Getting direct input from the people whose lives they were portraying added to the realism for the entire company. The miners also offered some advice to the actors playing them about laboring inside a mine, as the underground sequences were shot in two actual operational mines outside of Bogota, Colombia.
“Working within those mines showed the cast, crew, all of us, what it’s really like,” Riggen remarks.
“We all got a dose of reality, a little taste that definitely informed the performances in a positive way. We survived claustrophobia, heat and started experiencing maybe a tiny bit of what the miners must have gone through. We would either end up killing each other,” she teases, “or learn to work together and make a movie.”
Filming also took place against the backdrop of Chile’s Atacama Desert, just a few miles from what became known as Camp Esperanza (Hope), where the families held vigil, waiting to learn the fate of their husbands, fathers, brothers and sons.
Riggen states, “It was incredible to shoot the Camp Hope sequences in the same region where the actual events occurred. We not only had the miners and their families visiting us, but many of the background extras who populated our Camp Hope were there at the real thing five years ago. I’ve never seen so many tears mixed with such joy as we re-created that long wait…and, finally, the rescue.”

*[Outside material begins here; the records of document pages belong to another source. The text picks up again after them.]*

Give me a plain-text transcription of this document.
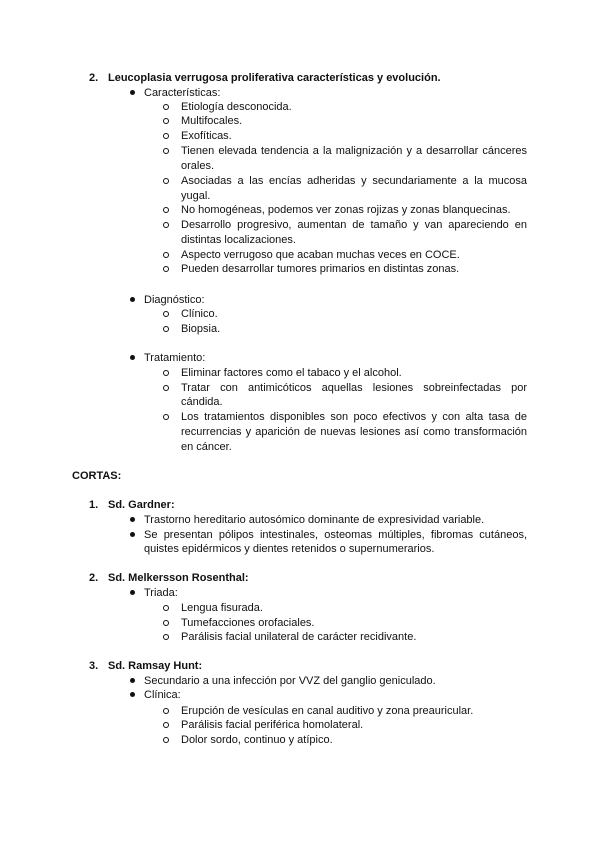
2. Leucoplasia verrugosa proliferativa características y evolución.
Características:
Etiología desconocida.
Multifocales.
Exofíticas.
Tienen elevada tendencia a la malignización y a desarrollar cánceres
orales.
Asociadas a las encías adheridas y secundariamente a la mucosa
yugal.
No homogéneas, podemos ver zonas rojizas y zonas blanquecinas.
Desarrollo progresivo, aumentan de tamaño y van apareciendo en
distintas localizaciones.
Aspecto verrugoso que acaban muchas veces en COCE.
Pueden desarrollar tumores primarios en distintas zonas.
Diagnóstico:
Clínico.
Biopsia.
Tratamiento:
Eliminar factores como el tabaco y el alcohol.
Tratar con antimicóticos aquellas lesiones sobreinfectadas por
cándida.
Los tratamientos disponibles son poco efectivos y con alta tasa de
recurrencias y aparición de nuevas lesiones así como transformación
en cáncer.
CORTAS:
1. Sd. Gardner:
Trastorno hereditario autosómico dominante de expresividad variable.
Se presentan pólipos intestinales, osteomas múltiples, fibromas cutáneos,
quistes epidérmicos y dientes retenidos o supernumerarios.
2. Sd. Melkersson Rosenthal:
Triada:
Lengua fisurada.
Tumefacciones orofaciales.
Parálisis facial unilateral de carácter recidivante.
3. Sd. Ramsay Hunt:
Secundario a una infección por VVZ del ganglio geniculado.
Clínica:
Erupción de vesículas en canal auditivo y zona preauricular.
Parálisis facial periférica homolateral.
Dolor sordo, continuo y atípico.
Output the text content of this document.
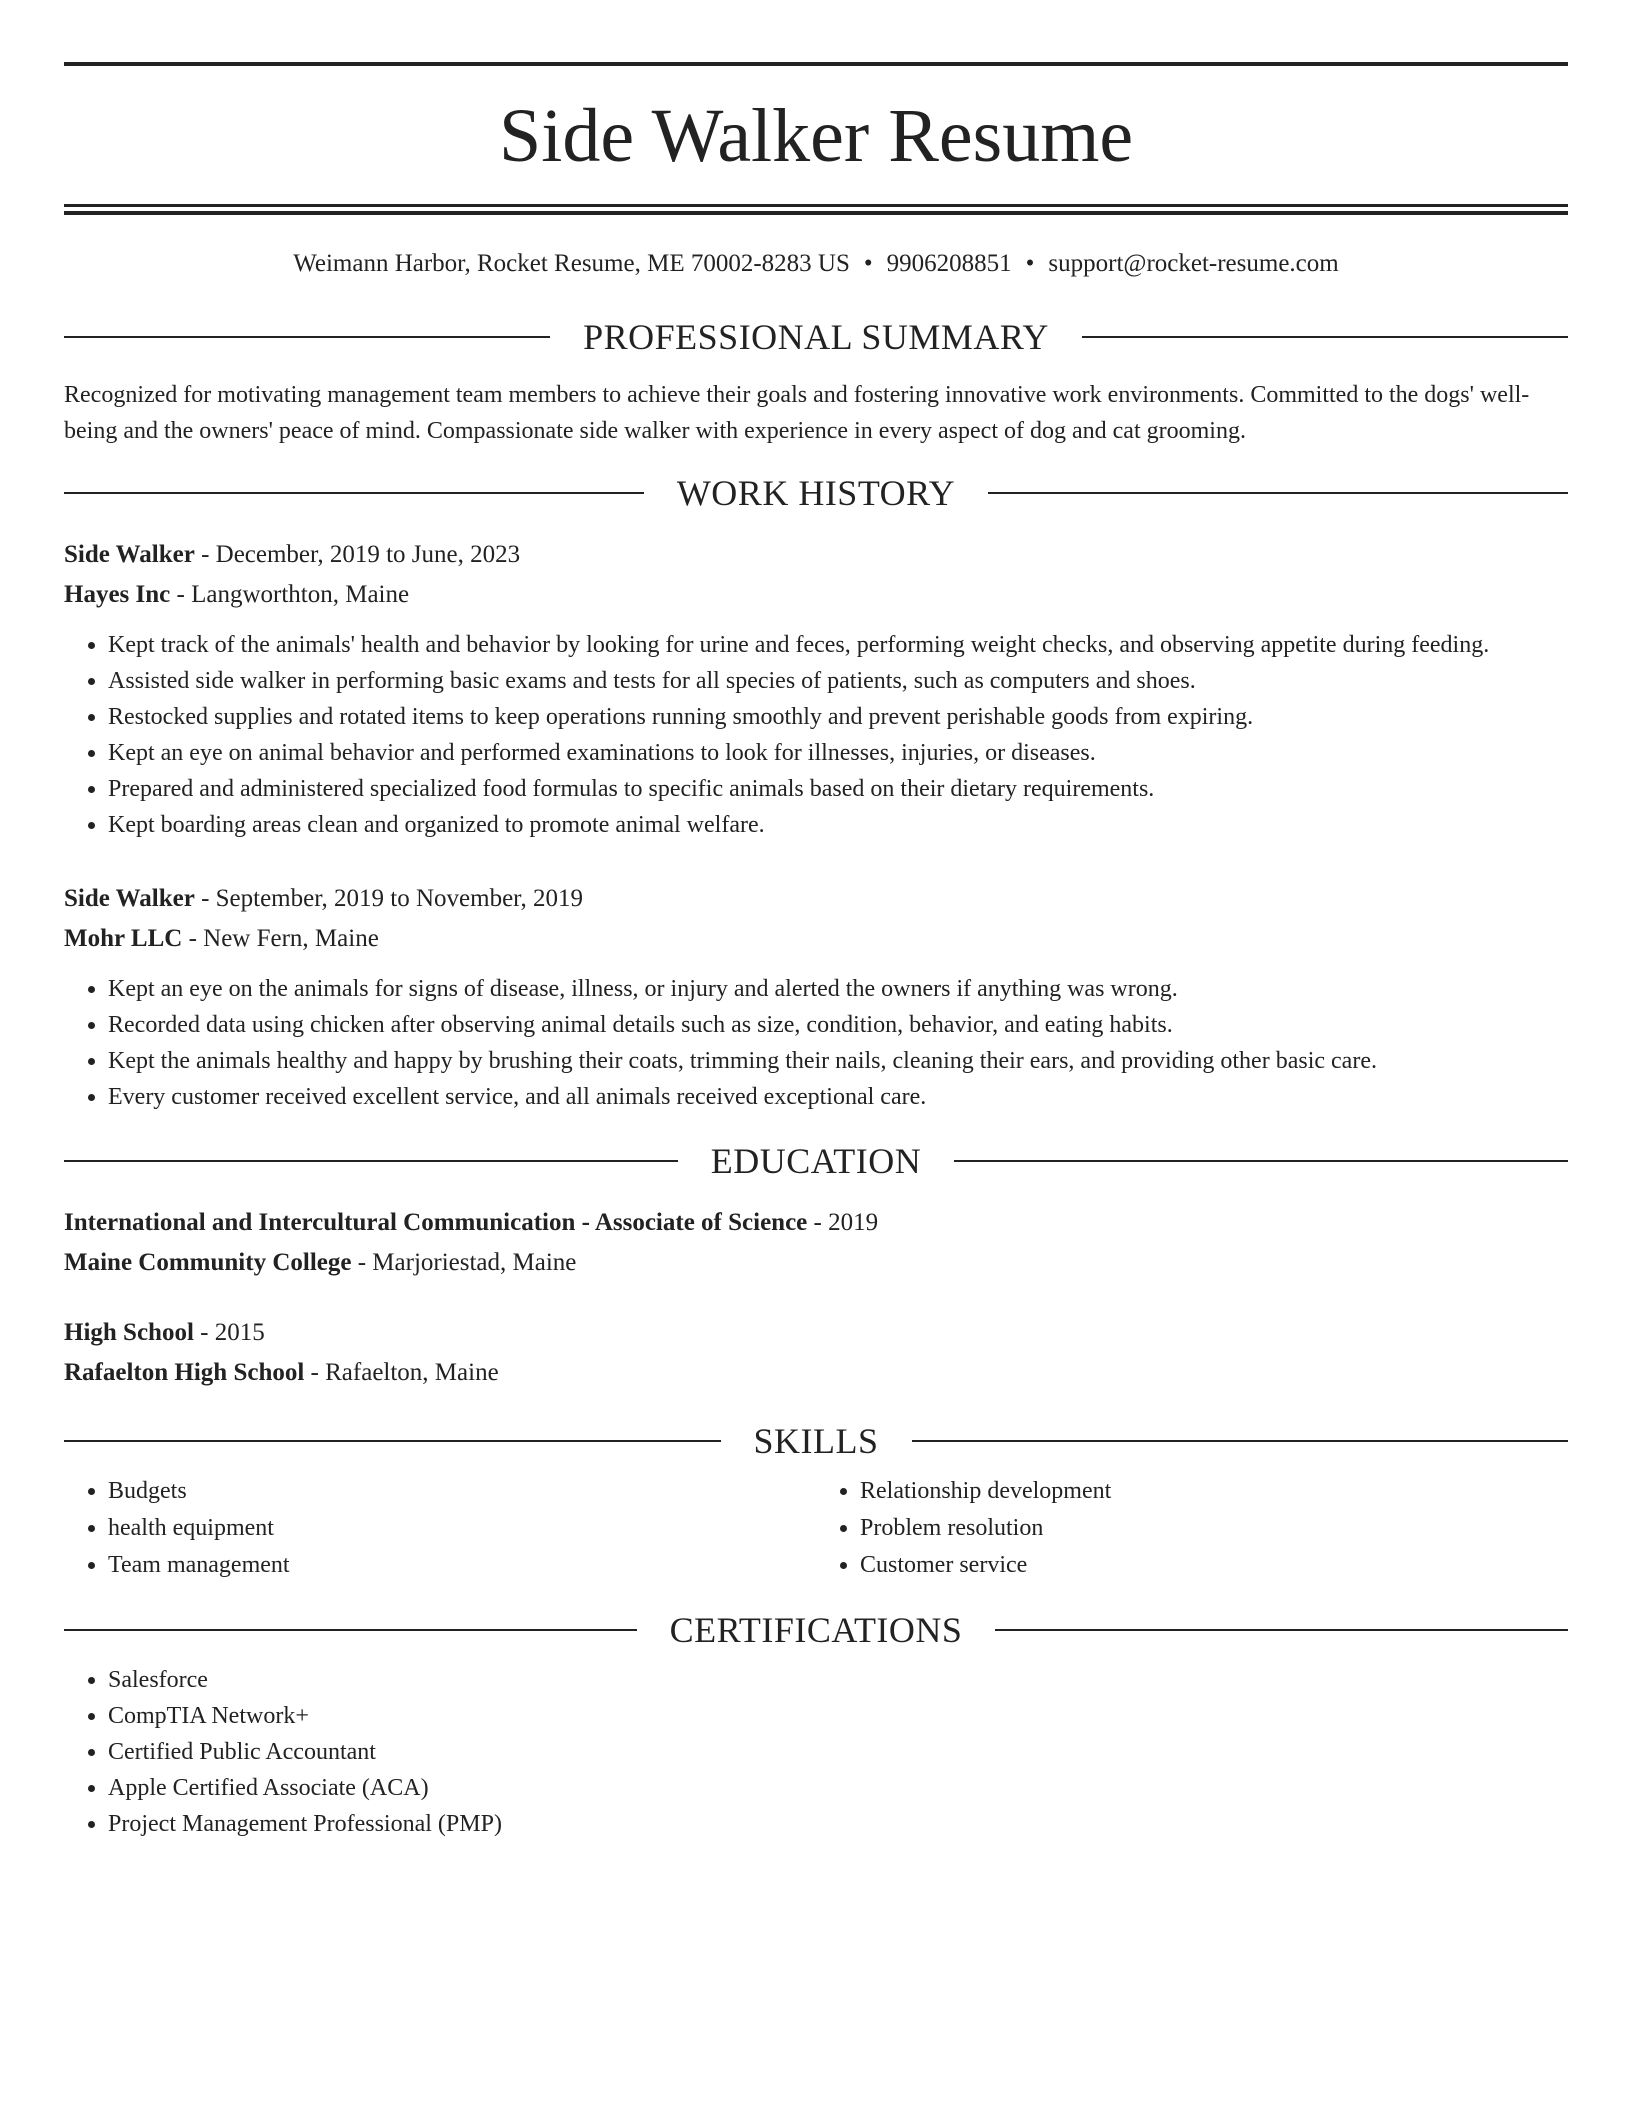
Side Walker Resume
Weimann Harbor, Rocket Resume, ME 70002-8283 US • 9906208851 • support@rocket-resume.com
PROFESSIONAL SUMMARY
Recognized for motivating management team members to achieve their goals and fostering innovative work environments. Committed to the dogs' well-being and the owners' peace of mind. Compassionate side walker with experience in every aspect of dog and cat grooming.
WORK HISTORY
Side Walker - December, 2019 to June, 2023
Hayes Inc - Langworthton, Maine
• Kept track of the animals' health and behavior by looking for urine and feces, performing weight checks, and observing appetite during feeding.
• Assisted side walker in performing basic exams and tests for all species of patients, such as computers and shoes.
• Restocked supplies and rotated items to keep operations running smoothly and prevent perishable goods from expiring.
• Kept an eye on animal behavior and performed examinations to look for illnesses, injuries, or diseases.
• Prepared and administered specialized food formulas to specific animals based on their dietary requirements.
• Kept boarding areas clean and organized to promote animal welfare.
Side Walker - September, 2019 to November, 2019
Mohr LLC - New Fern, Maine
• Kept an eye on the animals for signs of disease, illness, or injury and alerted the owners if anything was wrong.
• Recorded data using chicken after observing animal details such as size, condition, behavior, and eating habits.
• Kept the animals healthy and happy by brushing their coats, trimming their nails, cleaning their ears, and providing other basic care.
• Every customer received excellent service, and all animals received exceptional care.
EDUCATION
International and Intercultural Communication - Associate of Science - 2019
Maine Community College - Marjoriestad, Maine
High School - 2015
Rafaelton High School - Rafaelton, Maine
SKILLS
• Budgets
• health equipment
• Team management
• Relationship development
• Problem resolution
• Customer service
CERTIFICATIONS
• Salesforce
• CompTIA Network+
• Certified Public Accountant
• Apple Certified Associate (ACA)
• Project Management Professional (PMP)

The director concludes, “Having the opportunity to tell this story was so special to me and everyone else involved. Our primary goal in making this film was to remind audiences of the courage and grit of the miners, the unwavering faith of their loved ones, and the tenacity of experts and workers who came from all over to rescue the 33. Five years ago, their story inspired and united millions in every corner of the globe, and that feeling of hope deserves to be remembered…now and always.”